Purva Rawal, PhD, senior advisor and chief strategy officer, Center for Medicare and Medicaid Innovation, spoke during the Association for Accessible Medicines' Access! annual meeting, which gathered in Orlando, Florida, February 15-16.
An official with the Center for Medicare and Medicaid Innovation (CMMI) told leaders from the generic and biosimilars industries that CMS is committed to policies that will expand the use of biosimilars, given the need to make drugs more affordable and “the potentially important role biosimilar adoption may have for the success of our value-based payment models.”
Purva Rawal, PhD, senior advisor and chief strategy officer for CMMI, spoke during the Association for Accessible Medicines (AAM) Access! annual meeting, which gathered in Orlando, Florida, February 15-16.
Most of Rawal’s talk focused on the “strategy refesh,” a process that CMMI has undertaken to revamp how it implements alternative payment models; this is CMMI’s core mission under the Affordable Care Act. In an essay in Health Affairs and in a white paper published last fall, CMS spelled out plans to add health equity to all models, and—of concern to the AAM audience—to renew its focus on limiting spending in Medicare and Medicaid.
“Importantly, we also want to increase the momentum and the movement toward value-based care and reignite that sense of inevitability that many of us felt 10 years ago,” Rawal said.
However, CMMI has been criticized for allowing the Oncology Care Model (OCM) to run out this summer with no successor in its place, despite the investment made by practices to transition to value-based care. Rawal highlighted the OCM’s success in promoting biosimilar use while noting the model is set to expire.
“We're hearing about success in terms of participants prescribing lower-cost biosimilars, achieving savings in total cost of care, and maintaining quality outcomes, which is critical,” Rawal said. “So, we're hoping that these anecdotal reports of success show through in our future evaluation results.”
She explained how the payment policy that aimed to give specialty practices, including oncologists, incentives to prescribe biosimilars isn’t working as hoped. Under Medicare Part B, a practice would normally be paid less to prescribe a lower-priced alternative under the average sales price + 6% formula, but the law was written to prevent this revenue drop.
“The statutory payment policy theoretically incentivizes biosimilar use by making the drug add-on amount comparable across the reference biological and each biosimilar product. But this payment approach doesn't ensure that the prescribers’ margin on a biosimilar is comparable to the margin they may be able to obtain on the reference biological,” Rawal said. “So, we're starting to see some market competition, overall lowering of drug prices for biologicals, where biosimilars have been introduced. But the uptake of biosimilars has been slower than we anticipated, as many of you are aware, even with the add-on being based on the reference biologic.”
Rawal said the barriers that remain to biosimilar uptake are “concerning,” and CMMI seeks to remove them; some may be related to provider education, she said.

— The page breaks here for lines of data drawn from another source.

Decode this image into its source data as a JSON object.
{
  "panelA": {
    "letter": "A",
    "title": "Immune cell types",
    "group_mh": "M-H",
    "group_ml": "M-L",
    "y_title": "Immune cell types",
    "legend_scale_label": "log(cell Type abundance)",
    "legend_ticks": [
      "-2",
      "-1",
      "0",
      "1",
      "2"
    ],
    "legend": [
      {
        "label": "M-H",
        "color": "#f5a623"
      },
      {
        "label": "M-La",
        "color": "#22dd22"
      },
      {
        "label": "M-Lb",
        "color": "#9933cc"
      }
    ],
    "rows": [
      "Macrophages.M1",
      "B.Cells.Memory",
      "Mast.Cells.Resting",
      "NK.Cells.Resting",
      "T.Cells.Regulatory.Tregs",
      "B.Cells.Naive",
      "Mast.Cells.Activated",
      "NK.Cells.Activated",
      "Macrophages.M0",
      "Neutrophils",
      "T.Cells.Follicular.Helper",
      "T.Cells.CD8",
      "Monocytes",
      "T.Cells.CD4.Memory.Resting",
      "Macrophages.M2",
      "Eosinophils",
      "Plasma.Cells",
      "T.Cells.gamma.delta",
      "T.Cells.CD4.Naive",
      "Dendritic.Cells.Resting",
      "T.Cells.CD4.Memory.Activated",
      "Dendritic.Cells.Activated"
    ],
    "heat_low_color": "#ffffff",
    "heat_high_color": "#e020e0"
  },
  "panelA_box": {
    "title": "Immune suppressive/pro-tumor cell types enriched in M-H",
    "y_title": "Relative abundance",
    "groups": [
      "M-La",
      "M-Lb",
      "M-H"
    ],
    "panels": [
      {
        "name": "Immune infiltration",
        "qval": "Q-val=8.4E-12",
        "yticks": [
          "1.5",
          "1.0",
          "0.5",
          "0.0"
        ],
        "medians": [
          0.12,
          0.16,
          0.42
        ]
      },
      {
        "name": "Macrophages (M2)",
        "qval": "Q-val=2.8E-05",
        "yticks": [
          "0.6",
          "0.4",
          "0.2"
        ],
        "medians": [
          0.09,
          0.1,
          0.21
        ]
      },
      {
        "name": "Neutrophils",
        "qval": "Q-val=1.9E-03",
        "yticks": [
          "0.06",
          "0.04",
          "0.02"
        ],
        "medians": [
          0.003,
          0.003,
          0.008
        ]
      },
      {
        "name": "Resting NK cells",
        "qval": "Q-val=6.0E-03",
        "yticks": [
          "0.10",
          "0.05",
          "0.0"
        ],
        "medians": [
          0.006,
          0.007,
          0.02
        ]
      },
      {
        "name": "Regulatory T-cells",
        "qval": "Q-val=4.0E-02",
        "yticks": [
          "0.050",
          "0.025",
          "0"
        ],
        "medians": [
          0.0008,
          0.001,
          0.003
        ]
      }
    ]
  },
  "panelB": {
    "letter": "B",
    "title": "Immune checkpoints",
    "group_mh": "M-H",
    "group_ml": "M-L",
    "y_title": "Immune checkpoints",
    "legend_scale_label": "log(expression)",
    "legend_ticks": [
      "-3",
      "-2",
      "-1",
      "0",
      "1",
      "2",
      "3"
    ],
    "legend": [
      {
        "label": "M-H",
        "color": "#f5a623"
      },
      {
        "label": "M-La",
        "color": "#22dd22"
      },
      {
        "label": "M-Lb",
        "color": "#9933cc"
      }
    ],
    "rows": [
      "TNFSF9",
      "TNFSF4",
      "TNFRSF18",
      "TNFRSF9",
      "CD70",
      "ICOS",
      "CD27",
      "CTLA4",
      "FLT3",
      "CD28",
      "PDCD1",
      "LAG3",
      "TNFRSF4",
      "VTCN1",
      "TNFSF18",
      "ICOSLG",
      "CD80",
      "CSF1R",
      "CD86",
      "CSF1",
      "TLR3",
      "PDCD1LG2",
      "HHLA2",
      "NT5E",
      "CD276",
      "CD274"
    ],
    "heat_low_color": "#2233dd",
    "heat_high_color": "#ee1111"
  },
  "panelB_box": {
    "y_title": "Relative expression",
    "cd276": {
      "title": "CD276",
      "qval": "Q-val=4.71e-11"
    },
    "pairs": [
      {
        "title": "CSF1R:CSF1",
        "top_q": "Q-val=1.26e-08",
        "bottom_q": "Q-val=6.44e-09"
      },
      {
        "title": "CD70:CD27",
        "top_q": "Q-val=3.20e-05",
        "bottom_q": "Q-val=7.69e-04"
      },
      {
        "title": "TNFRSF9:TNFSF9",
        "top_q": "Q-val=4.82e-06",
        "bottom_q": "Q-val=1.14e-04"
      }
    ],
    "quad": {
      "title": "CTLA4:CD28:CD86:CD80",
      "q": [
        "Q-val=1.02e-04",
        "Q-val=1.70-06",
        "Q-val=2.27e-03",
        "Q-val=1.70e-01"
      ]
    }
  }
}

Acceptance among providers is complex, however. A recent survey by Cardinal Health found that acceptance of biosimilars is much higher among oncologists than among rheumatologists. And oncologists have said that even when they prefer biosimilars, resistance may come from pharmacy benefit managers who demand that the practice use a higher-priced reference product.
Prioritizing affordability will work in biosimilars’ favor, she said, while crediting the AAM for providing ideas to promote biosimilar and generic use. Value-based care, she said, proved its worth during the pandemic and will do so going forward.
“We've seen early evidence that providers in population-based payments and alternative payment models were more resilient,” Rawal said. “That resilience allowed them to continue to provide access to patients, such as through telehealth.
“So, we have new evidence on the value of value-based payment, and value-based care from the pandemic, and we want to use this experience to accelerate our work to drive accountable care.”